Lamentations 3:19

19 Have thou mind on my poverty, and going over, and on wormwood and gall. (Remember my poverty, and my goings about, yea, the wormwood and the gall.)

Lamentations 3:19 Meaning and Commentary

Lamentations 3:19

Remembering mine affliction and my misery
The miserable affliction of him and his people; the remembrance of which, and poring upon it continually, caused the despondency before expressed: though it may be rendered imperatively, "remember my affliction, and my misery" {s}; so the Vulgate Latin and Syriac versions; and Aben Ezra observes, that the words may be considered as a request to God, and so they seem to be; the prophet, and the people he represents, were not so far gone into despair, as to cast off prayer before God; but once more looked up to him, beseeching that he would, in his great mercy and pity, remember them in their distressed condition, and deliver out of it; for none could do it but himself: the wormwood and the gall;
figurative expressions of bitter and grievous afflictions, ( Lamentations 3:5 Lamentations 3:15 ) .


FOOTNOTES:

F19 (rkz) "recordare", Munster, Pagninus, Montanus, Vatablus, Cocceius, Michealis.

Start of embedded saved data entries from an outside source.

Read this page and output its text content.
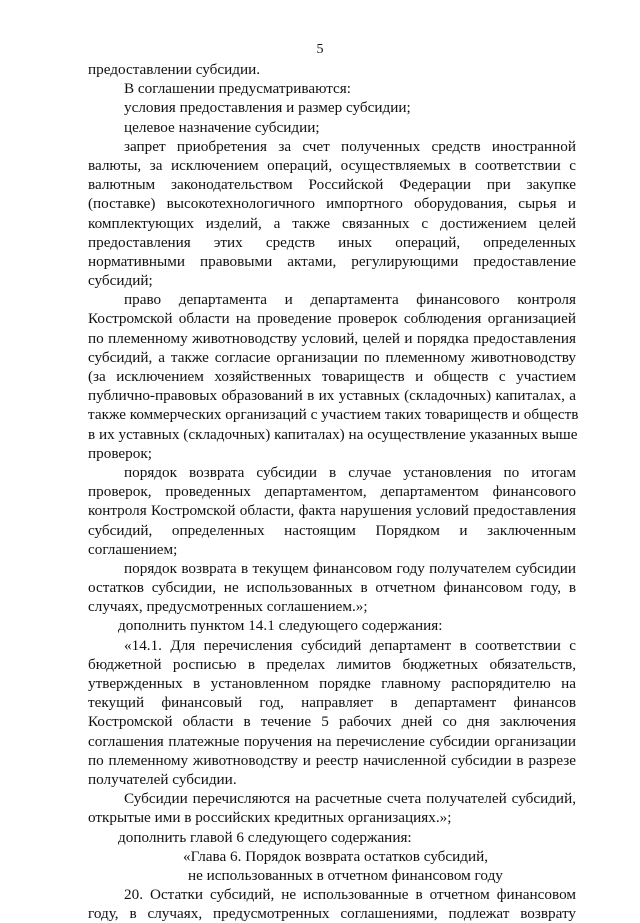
5
предоставлении субсидии.
В соглашении предусматриваются:
условия предоставления и размер субсидии;
целевое назначение субсидии;
запрет приобретения за счет полученных средств иностранной
валюты, за исключением операций, осуществляемых в соответствии с
валютным законодательством Российской Федерации при закупке
(поставке) высокотехнологичного импортного оборудования, сырья и
комплектующих изделий, а также связанных с достижением целей
предоставления этих средств иных операций, определенных
нормативными правовыми актами, регулирующими предоставление
субсидий;
право департамента и департамента финансового контроля
Костромской области на проведение проверок соблюдения организацией
по племенному животноводству условий, целей и порядка предоставления
субсидий, а также согласие организации по племенному животноводству
(за исключением хозяйственных товариществ и обществ с участием
публично-правовых образований в их уставных (складочных) капиталах, а
также коммерческих организаций с участием таких товариществ и обществ
в их уставных (складочных) капиталах) на осуществление указанных выше
проверок;
порядок возврата субсидии в случае установления по итогам
проверок, проведенных департаментом, департаментом финансового
контроля Костромской области, факта нарушения условий предоставления
субсидий, определенных настоящим Порядком и заключенным
соглашением;
порядок возврата в текущем финансовом году получателем субсидии
остатков субсидии, не использованных в отчетном финансовом году, в
случаях, предусмотренных соглашением.»;
дополнить пунктом 14.1 следующего содержания:
«14.1. Для перечисления субсидий департамент в соответствии с
бюджетной росписью в пределах лимитов бюджетных обязательств,
утвержденных в установленном порядке главному распорядителю на
текущий финансовый год, направляет в департамент финансов
Костромской области в течение 5 рабочих дней со дня заключения
соглашения платежные поручения на перечисление субсидии организации
по племенному животноводству и реестр начисленной субсидии в разрезе
получателей субсидии.
Субсидии перечисляются на расчетные счета получателей субсидий,
открытые ими в российских кредитных организациях.»;
дополнить главой 6 следующего содержания:
«Глава 6. Порядок возврата остатков субсидий,
не использованных в отчетном финансовом году
20. Остатки субсидий, не использованные в отчетном финансовом
году, в случаях, предусмотренных соглашениями, подлежат возврату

Lamentations 3:19 In-Context

17 And my soul is put away; I have forgotten goods. (And I have given up; I have forgotten the good things/I have forgotten whatever was good.)
18 And I said, Mine end perished, and mine hope, from the Lord. (And I said, My strength, and my hope in the Lord, have all perished.)
19 Have thou mind on my poverty, and going over, and on wormwood and gall. (Remember my poverty, and my goings about, yea, the wormwood and the gall.)
20 By mind I shall be mindful; and my soul shall fail in me. (Remember, O remember; even though my soul shall fail in me.)
21 I bethink these things in mine heart, I shall hope in God.